On the other hand, modal personality and national character studies do not suppose that a certain personality construction is widespread to all members of the social order, but that they are the most recurrent. Childhood knowledge determines adult personality and a single personality type characterizes each society. A particular common essential or modal personality gives augment to a particular cultural organization and projective tests developed in the West could be used somewhere else given that anthropologists were intent and liberated from ethnocentric prejudice. Therefore, culture and personality theorists are open to criticism for the main reason that each assumption itself requires pragmatic research. Eventually, it all boils down to the fact that some cultural principles emerge as integrated into the individual’s superego for them to turn into an element of the individual’s genuine intellect of what is accurate.

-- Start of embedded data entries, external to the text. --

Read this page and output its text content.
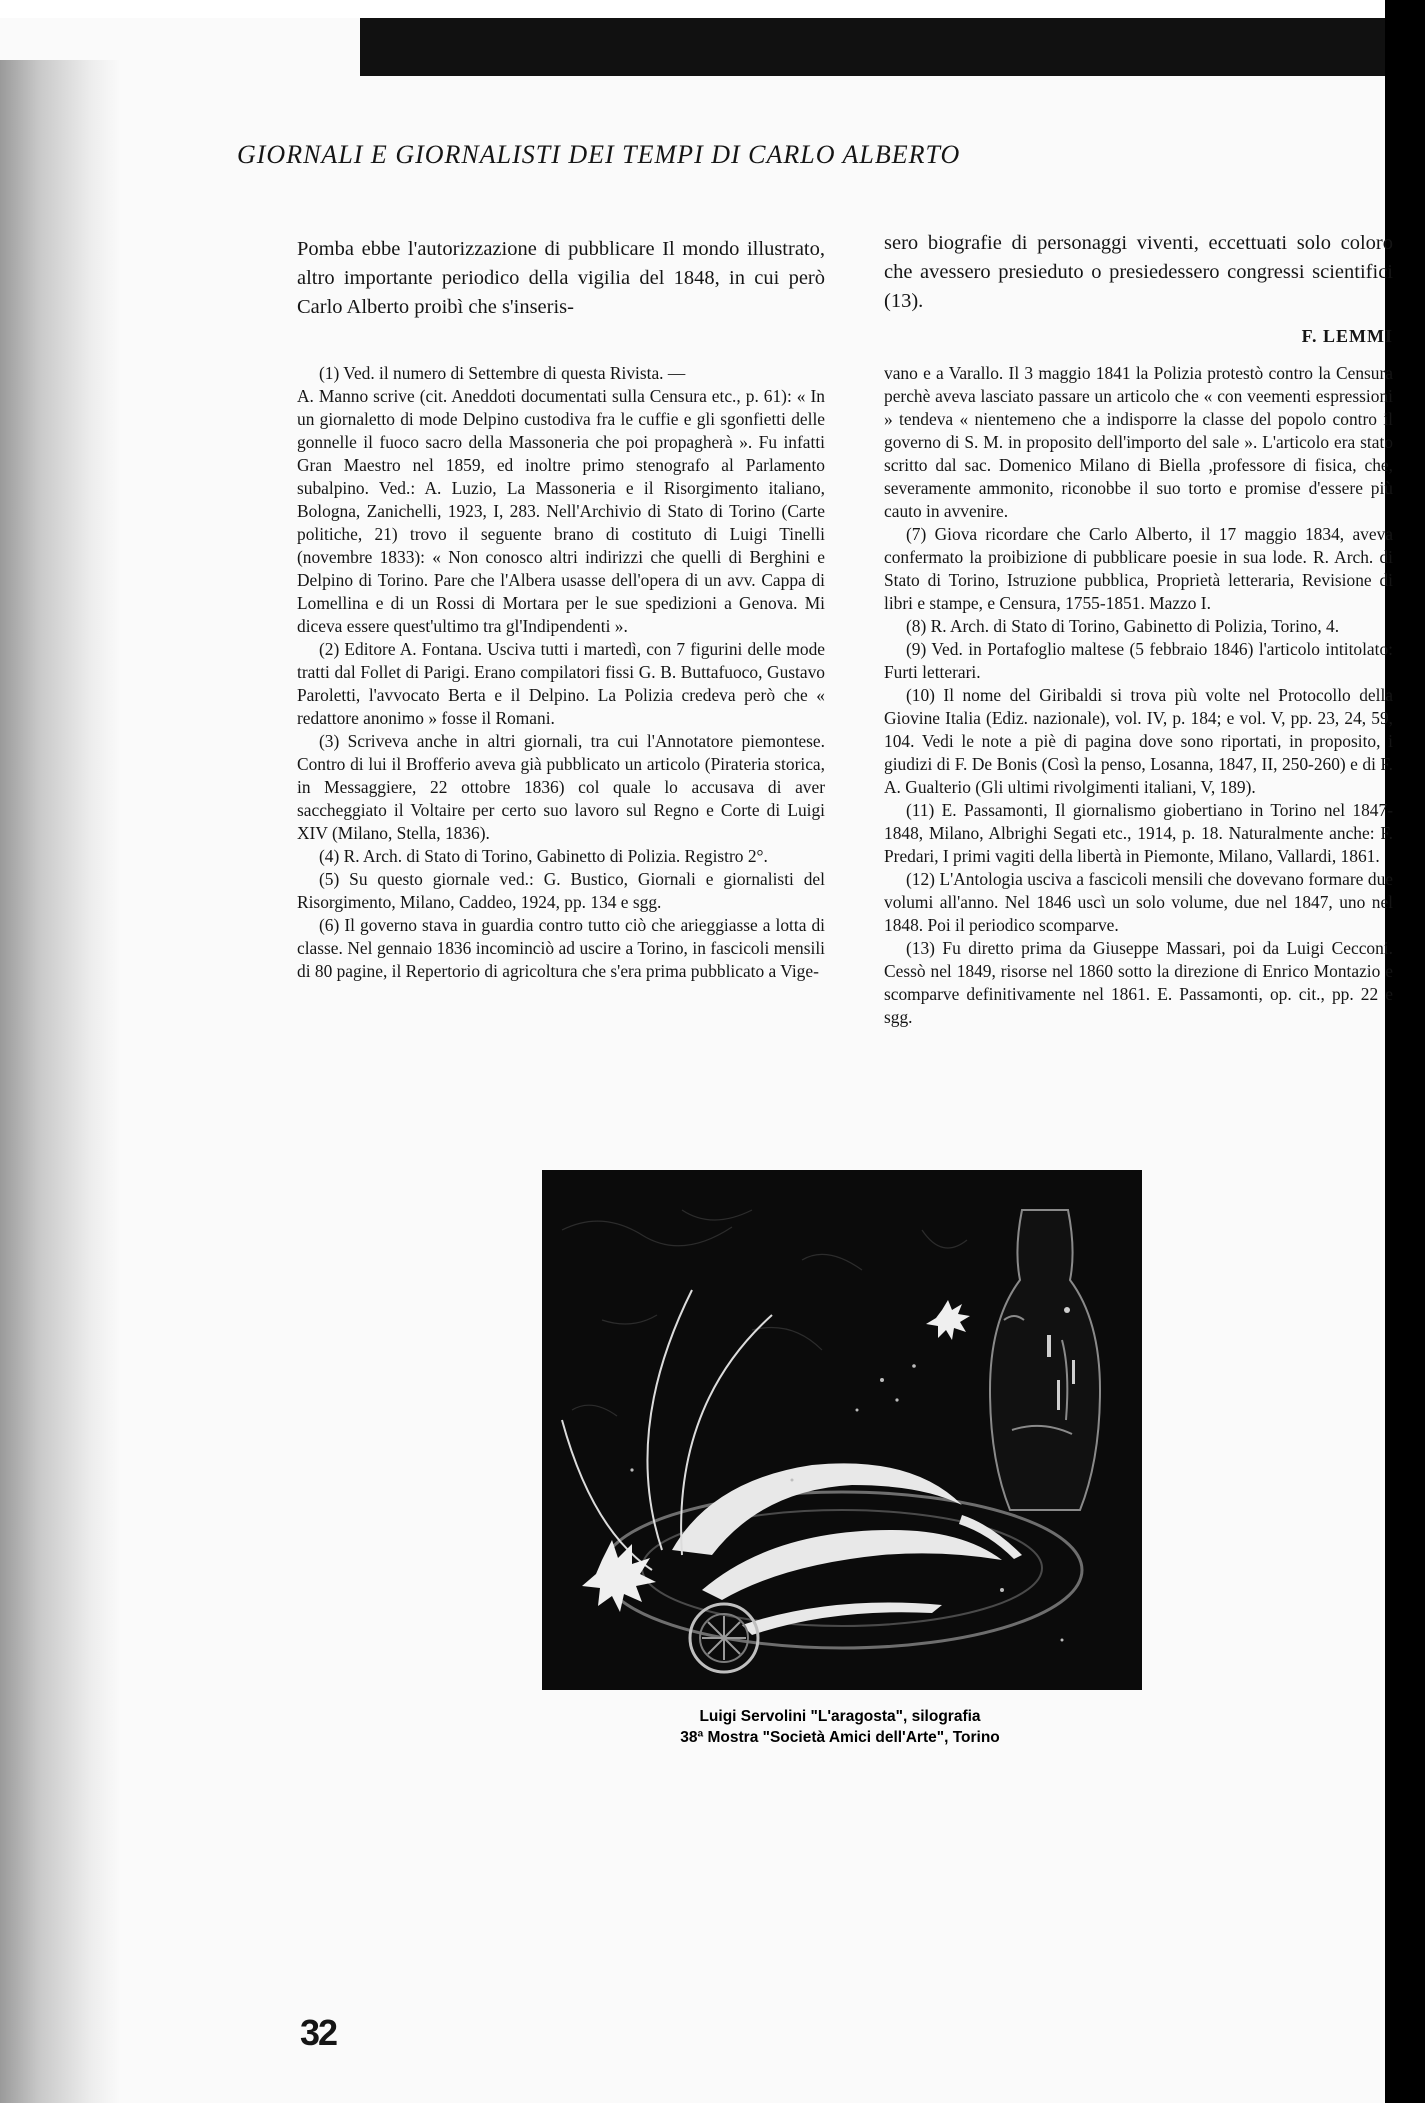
GIORNALI E GIORNALISTI DEI TEMPI DI CARLO ALBERTO

Pomba ebbe l'autorizzazione di pubblicare Il mondo illustrato, altro importante periodico della vigilia del 1848, in cui però Carlo Alberto proibì che s'inseris-

sero biografie di personaggi viventi, eccettuati solo coloro che avessero presieduto o presiedessero congressi scientifici (13).

F. LEMMI

(1) Ved. il numero di Settembre di questa Rivista. —

A. Manno scrive (cit. Aneddoti documentati sulla Censura etc., p. 61): « In un giornaletto di mode Delpino custodiva fra le cuffie e gli sgonfietti delle gonnelle il fuoco sacro della Massoneria che poi propagherà ». Fu infatti Gran Maestro nel 1859, ed inoltre primo stenografo al Parlamento subalpino. Ved.: A. Luzio, La Massoneria e il Risorgimento italiano, Bologna, Zanichelli, 1923, I, 283. Nell'Archivio di Stato di Torino (Carte politiche, 21) trovo il seguente brano di costituto di Luigi Tinelli (novembre 1833): « Non conosco altri indirizzi che quelli di Berghini e Delpino di Torino. Pare che l'Albera usasse dell'opera di un avv. Cappa di Lomellina e di un Rossi di Mortara per le sue spedizioni a Genova. Mi diceva essere quest'ultimo tra gl'Indipendenti ».

(2) Editore A. Fontana. Usciva tutti i martedì, con 7 figurini delle mode tratti dal Follet di Parigi. Erano compilatori fissi G. B. Buttafuoco, Gustavo Paroletti, l'avvocato Berta e il Delpino. La Polizia credeva però che « redattore anonimo » fosse il Romani.

(3) Scriveva anche in altri giornali, tra cui l'Annotatore piemontese. Contro di lui il Brofferio aveva già pubblicato un articolo (Pirateria storica, in Messaggiere, 22 ottobre 1836) col quale lo accusava di aver saccheggiato il Voltaire per certo suo lavoro sul Regno e Corte di Luigi XIV (Milano, Stella, 1836).

(4) R. Arch. di Stato di Torino, Gabinetto di Polizia. Registro 2°.

(5) Su questo giornale ved.: G. Bustico, Giornali e giornalisti del Risorgimento, Milano, Caddeo, 1924, pp. 134 e sgg.

(6) Il governo stava in guardia contro tutto ciò che arieggiasse a lotta di classe. Nel gennaio 1836 incominciò ad uscire a Torino, in fascicoli mensili di 80 pagine, il Repertorio di agricoltura che s'era prima pubblicato a Vige-

vano e a Varallo. Il 3 maggio 1841 la Polizia protestò contro la Censura perchè aveva lasciato passare un articolo che « con veementi espressioni » tendeva « nientemeno che a indisporre la classe del popolo contro il governo di S. M. in proposito dell'importo del sale ». L'articolo era stato scritto dal sac. Domenico Milano di Biella ,professore di fisica, che, severamente ammonito, riconobbe il suo torto e promise d'essere più cauto in avvenire.

(7) Giova ricordare che Carlo Alberto, il 17 maggio 1834, aveva confermato la proibizione di pubblicare poesie in sua lode. R. Arch. di Stato di Torino, Istruzione pubblica, Proprietà letteraria, Revisione di libri e stampe, e Censura, 1755-1851. Mazzo I.

(8) R. Arch. di Stato di Torino, Gabinetto di Polizia, Torino, 4.

(9) Ved. in Portafoglio maltese (5 febbraio 1846) l'articolo intitolato: Furti letterari.

(10) Il nome del Giribaldi si trova più volte nel Protocollo della Giovine Italia (Ediz. nazionale), vol. IV, p. 184; e vol. V, pp. 23, 24, 59, 104. Vedi le note a piè di pagina dove sono riportati, in proposito, i giudizi di F. De Bonis (Così la penso, Losanna, 1847, II, 250-260) e di F. A. Gualterio (Gli ultimi rivolgimenti italiani, V, 189).

(11) E. Passamonti, Il giornalismo giobertiano in Torino nel 1847-1848, Milano, Albrighi Segati etc., 1914, p. 18. Naturalmente anche: F. Predari, I primi vagiti della libertà in Piemonte, Milano, Vallardi, 1861.

(12) L'Antologia usciva a fascicoli mensili che dovevano formare due volumi all'anno. Nel 1846 uscì un solo volume, due nel 1847, uno nel 1848. Poi il periodico scomparve.

(13) Fu diretto prima da Giuseppe Massari, poi da Luigi Cecconi. Cessò nel 1849, risorse nel 1860 sotto la direzione di Enrico Montazio e scomparve definitivamente nel 1861. E. Passamonti, op. cit., pp. 22 e sgg.

Luigi Servolini "L'aragosta", silografia
38ª Mostra "Società Amici dell'Arte", Torino
32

Some cultural symbols appear to have comatose connotation and under confident state of affairs, apparently suit an essential part of an individual’s uniqueness. And some cultural schema materialize to be internalized by a majority of individuals and to purpose as general goal systems or motives.
McGee, R. Jon and Richard L. Warms. 2004 Anthropological Theory: An IntroductoryHistory. New York: McGraw Hill.
Moore, Jerry D. 1997 Visions of Culture: An Introduction to Anthropological Theories and Theorists. Walnut Creek: AltaMira Press.
Culture and personality: contemporary readings 1974 By Robert Alan LeVine Transaction publishers, New Brunswick, New Jersey
Culture and Public Action, Vijayendra Rao and Michael Walton (editors), Stanford University Press, 2004.
Triandis HC, Suh EM. Cultural influences on personality. Annual Review of Psychology. 2002;53:133-160.
Buss, D., 1990, “International preferences in selecting mates: A study of 37 cultures”, Journal of Cross Cultural Psychology, 21: 5-47.